How do I crawl an entire website with Firecrawl?
Firecrawl provides a powerful /crawl
endpoint that allows you to crawl entire websites efficiently. Unlike single-page scraping, the crawl endpoint automatically discovers and follows links, respects robots.txt, and returns structured data from all pages on a domain. This guide covers everything you need to know about crawling entire websites with Firecrawl.
Understanding Firecrawl's Crawl Endpoint
The Firecrawl /crawl
endpoint is designed specifically for crawling multiple pages from a website. When you submit a crawl request, Firecrawl:
- Starts from the provided URL
- Automatically discovers links on the page
- Follows internal links within the same domain
- Converts HTML to clean markdown format
- Extracts metadata from each page
- Returns structured data for all discovered pages
This makes it ideal for tasks like documentation scraping, content migration, SEO analysis, and building knowledge bases from entire websites.

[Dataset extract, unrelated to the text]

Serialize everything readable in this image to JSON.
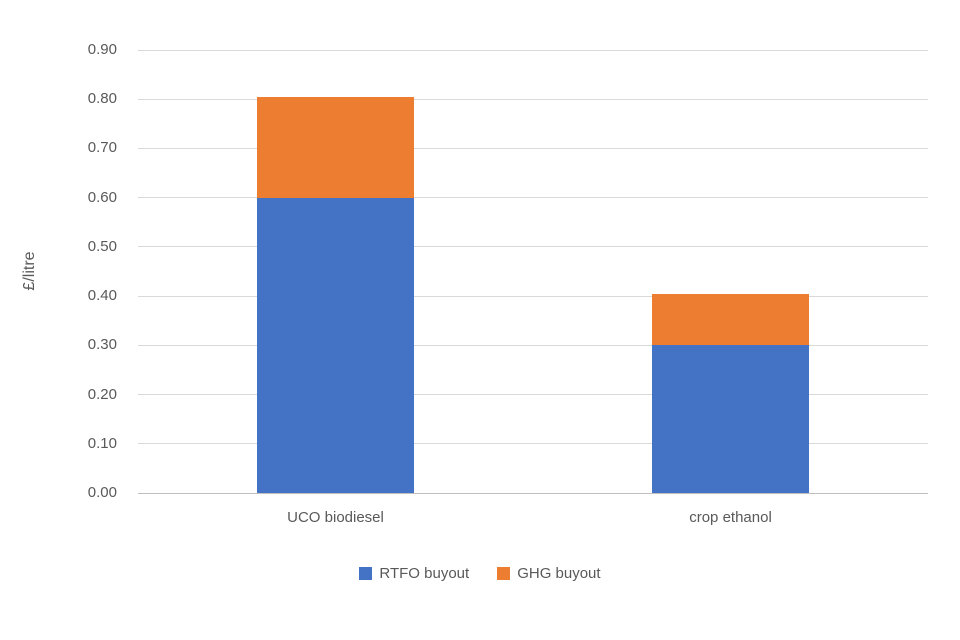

Basic Website Crawl with Python
Here's how to crawl an entire website using Firecrawl's Python SDK:
from firecrawl import FirecrawlApp
# Initialize the Firecrawl client
app = FirecrawlApp(api_key='your_api_key_here')
# Start crawling a website
crawl_result = app.crawl_url('https://example.com', params={
'crawlerOptions': {
'limit': 100, # Maximum number of pages to crawl
}
})
# Process the results
if crawl_result['success']:
for page in crawl_result['data']:
print(f"URL: {page['url']}")
print(f"Title: {page['metadata']['title']}")
print(f"Content: {page['markdown'][:200]}...")
print("---")
This basic example will crawl up to 100 pages starting from the specified URL, following internal links automatically.
Crawling Websites with JavaScript/Node.js
For JavaScript developers, Firecrawl offers a Node.js SDK with similar functionality:
const FirecrawlApp = require('@mendable/firecrawl-js').default;
async function crawlWebsite() {
const app = new FirecrawlApp({ apiKey: 'your_api_key_here' });
try {
const crawlResult = await app.crawlUrl('https://example.com', {
crawlerOptions: {
limit: 100,
excludePaths: ['admin/*', 'api/*'],
includePaths: ['docs/*', 'blog/*']
}
});
console.log(`Crawled ${crawlResult.data.length} pages`);
crawlResult.data.forEach(page => {
console.log(`URL: ${page.url}`);
console.log(`Title: ${page.metadata.title}`);
console.log('---');
});
} catch (error) {
console.error('Crawl failed:', error);
}
}
crawlWebsite();
Advanced Crawl Configuration Options
Firecrawl provides extensive configuration options to control crawl behavior:
Limiting Crawl Scope
crawl_params = {
'crawlerOptions': {
'limit': 50, # Maximum pages to crawl
'maxDepth': 3, # Maximum link depth from starting URL
'excludePaths': [
'admin/*',
'login',
'*/comments/*'
],
'includePaths': [
'blog/*',
'docs/*'
]
}
}
result = app.crawl_url('https://example.com', params=crawl_params)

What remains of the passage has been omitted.